Lupusor vota Roseto: «C’è tanta positività»

5 Settembre 2017

Basket A2, l’ala di origine moldava fa un primo bilancio: «Fatta la scelta giusta, mi sento importante»

ROSETO. In questo Roseto Sharks tutto nuovo, giovane e da corsa, c’è una scommessa che più di tutte affascina, perché è relativa al lancio di un ventunenne italiano, chiamato a partire in quintetto nel suo primo anno da senior. Si tratta di Ion Lupusor, ala grande italiana di origine moldava. «Vedo tanta positività intorno a noi», dice Lupusor, «sul parquet ci stiamo dando dentro da matti mettendoci grande impegno, ed anche nel tempo libero c’è voglia di stare insieme, cosa che sono sicuro ci aiuterà a fare del nostro meglio». Per lui, questa, è la sua prima stagione da senior. «La società è stata bravissima a farmi sentire desiderato, e poi conoscevo l’ambiente rosetano per esserci stato con la nazionale: per me accettare è stato tutto sommato semplice», racconta l’ala.
«Sento tanto la fiducia del coach, cosa fondamentale: ci confrontiamo spesso e vediamo la pallacanestro nello stesso modo. Infine sento la fiducia dei miei compagni, che mi cercano senza esitazioni sul parquet.
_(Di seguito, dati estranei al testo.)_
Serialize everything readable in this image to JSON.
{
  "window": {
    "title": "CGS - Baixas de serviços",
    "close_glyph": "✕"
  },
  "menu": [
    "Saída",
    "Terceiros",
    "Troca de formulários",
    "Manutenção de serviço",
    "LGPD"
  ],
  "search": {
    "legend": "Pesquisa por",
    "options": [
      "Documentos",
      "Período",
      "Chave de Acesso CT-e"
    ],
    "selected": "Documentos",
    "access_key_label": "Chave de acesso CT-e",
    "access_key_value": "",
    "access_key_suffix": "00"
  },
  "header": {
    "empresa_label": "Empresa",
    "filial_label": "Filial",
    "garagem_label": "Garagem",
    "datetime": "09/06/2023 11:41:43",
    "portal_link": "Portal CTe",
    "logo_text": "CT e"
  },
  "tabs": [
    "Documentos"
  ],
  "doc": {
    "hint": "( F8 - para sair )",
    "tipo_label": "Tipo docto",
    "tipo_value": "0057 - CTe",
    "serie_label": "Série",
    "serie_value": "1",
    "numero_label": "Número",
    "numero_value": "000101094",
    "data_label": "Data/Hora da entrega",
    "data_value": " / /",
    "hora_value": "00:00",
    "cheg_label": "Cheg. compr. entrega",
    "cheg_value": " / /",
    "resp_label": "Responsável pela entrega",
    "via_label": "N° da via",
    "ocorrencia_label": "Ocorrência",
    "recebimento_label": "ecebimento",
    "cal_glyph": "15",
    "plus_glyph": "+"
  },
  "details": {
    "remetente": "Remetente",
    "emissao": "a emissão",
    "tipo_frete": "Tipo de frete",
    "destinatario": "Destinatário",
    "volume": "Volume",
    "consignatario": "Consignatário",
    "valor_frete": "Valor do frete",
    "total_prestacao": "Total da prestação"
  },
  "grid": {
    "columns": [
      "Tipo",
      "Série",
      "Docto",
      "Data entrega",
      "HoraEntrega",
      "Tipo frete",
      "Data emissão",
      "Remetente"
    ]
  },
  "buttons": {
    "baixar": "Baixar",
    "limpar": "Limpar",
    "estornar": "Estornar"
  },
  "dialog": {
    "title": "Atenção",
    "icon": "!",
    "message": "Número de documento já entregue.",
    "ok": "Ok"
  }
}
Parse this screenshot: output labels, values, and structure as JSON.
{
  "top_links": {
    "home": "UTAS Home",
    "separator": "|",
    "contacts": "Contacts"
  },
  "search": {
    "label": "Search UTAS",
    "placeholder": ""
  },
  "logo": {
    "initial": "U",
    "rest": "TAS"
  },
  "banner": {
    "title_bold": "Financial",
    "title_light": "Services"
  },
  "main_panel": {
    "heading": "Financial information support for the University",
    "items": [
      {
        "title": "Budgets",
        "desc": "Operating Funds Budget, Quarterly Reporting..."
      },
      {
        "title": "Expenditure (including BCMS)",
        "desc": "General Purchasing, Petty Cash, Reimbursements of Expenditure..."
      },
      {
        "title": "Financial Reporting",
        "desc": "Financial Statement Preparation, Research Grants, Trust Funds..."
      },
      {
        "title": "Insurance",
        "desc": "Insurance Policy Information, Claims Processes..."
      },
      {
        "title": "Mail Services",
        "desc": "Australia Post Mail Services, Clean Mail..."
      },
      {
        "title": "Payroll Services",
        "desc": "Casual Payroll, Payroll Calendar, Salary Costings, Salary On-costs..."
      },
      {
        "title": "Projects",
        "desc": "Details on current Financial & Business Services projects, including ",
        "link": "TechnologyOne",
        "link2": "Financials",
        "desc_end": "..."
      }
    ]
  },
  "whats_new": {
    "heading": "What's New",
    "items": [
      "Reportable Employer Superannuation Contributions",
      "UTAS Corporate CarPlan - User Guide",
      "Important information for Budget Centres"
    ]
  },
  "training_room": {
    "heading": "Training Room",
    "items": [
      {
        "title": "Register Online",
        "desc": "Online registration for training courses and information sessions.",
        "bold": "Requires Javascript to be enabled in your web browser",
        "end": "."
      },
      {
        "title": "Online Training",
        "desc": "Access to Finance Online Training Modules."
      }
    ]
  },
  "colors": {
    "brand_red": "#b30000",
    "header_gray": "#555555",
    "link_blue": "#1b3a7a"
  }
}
Insomma, procede tutto per il verso giusto». E pensare che già ai tempi di Trullo in panchina, era vicino agli Sharks. «All’epoca ero sotto contratto con la Viola Reggio Calabria, e quindi non potevo muovermi, ma appena mi sono liberato, non ho esitato ad accettare». Ha doti fisiche importanti ed un gran tiro dall’arco: un aspetto che cura in modo particolare. «In ogni fine allenamento almeno 100 tiri non me li leva nessuno: devo farli per poter sbagliare il meno possibile». Magari potrebbe a volte anche mettere palla a terra e lasciare l’avversario sul posto: «So di avere questo vantaggio col tiro dalla lunga distanza, lavorerò per creare nel mio gioco tante altre situazioni positive». Con il pivot americano Ogide come va? «Uomo davvero super, sta con noi, cerca il dialogo, come purtroppo raramente accade con gli stranieri. Da giocatore è quel che ci serviva, vista la sua bidimensionalità che lo rende perfetto per giocare sia con me che con l’altro pivot Infante. E poi lo vedo buttarsi su ogni pallone, ha fame di rimbalzi, e non è un mangia palloni. Il nostro è un reparto lunghi che può far bene». Prossima amichevole domani al PalaMaggetti contro Montegranaro. «Finora contro squadre di categorie inferiori siamo andati abbastanza bene, correndo tanto anche se a volte senza avere le idee proprio chiarissime, ma comunque è stato un buon inizio; adesso aspettiamo le prossime uscite contro squadre di pari livello per capire a che punto siamo». Senza dimenticare l’inserimento della guardia Combs: «Lo aspettiamo al più presto, con lui inizieremo a fare sul serio», ha concluso. Lupusor.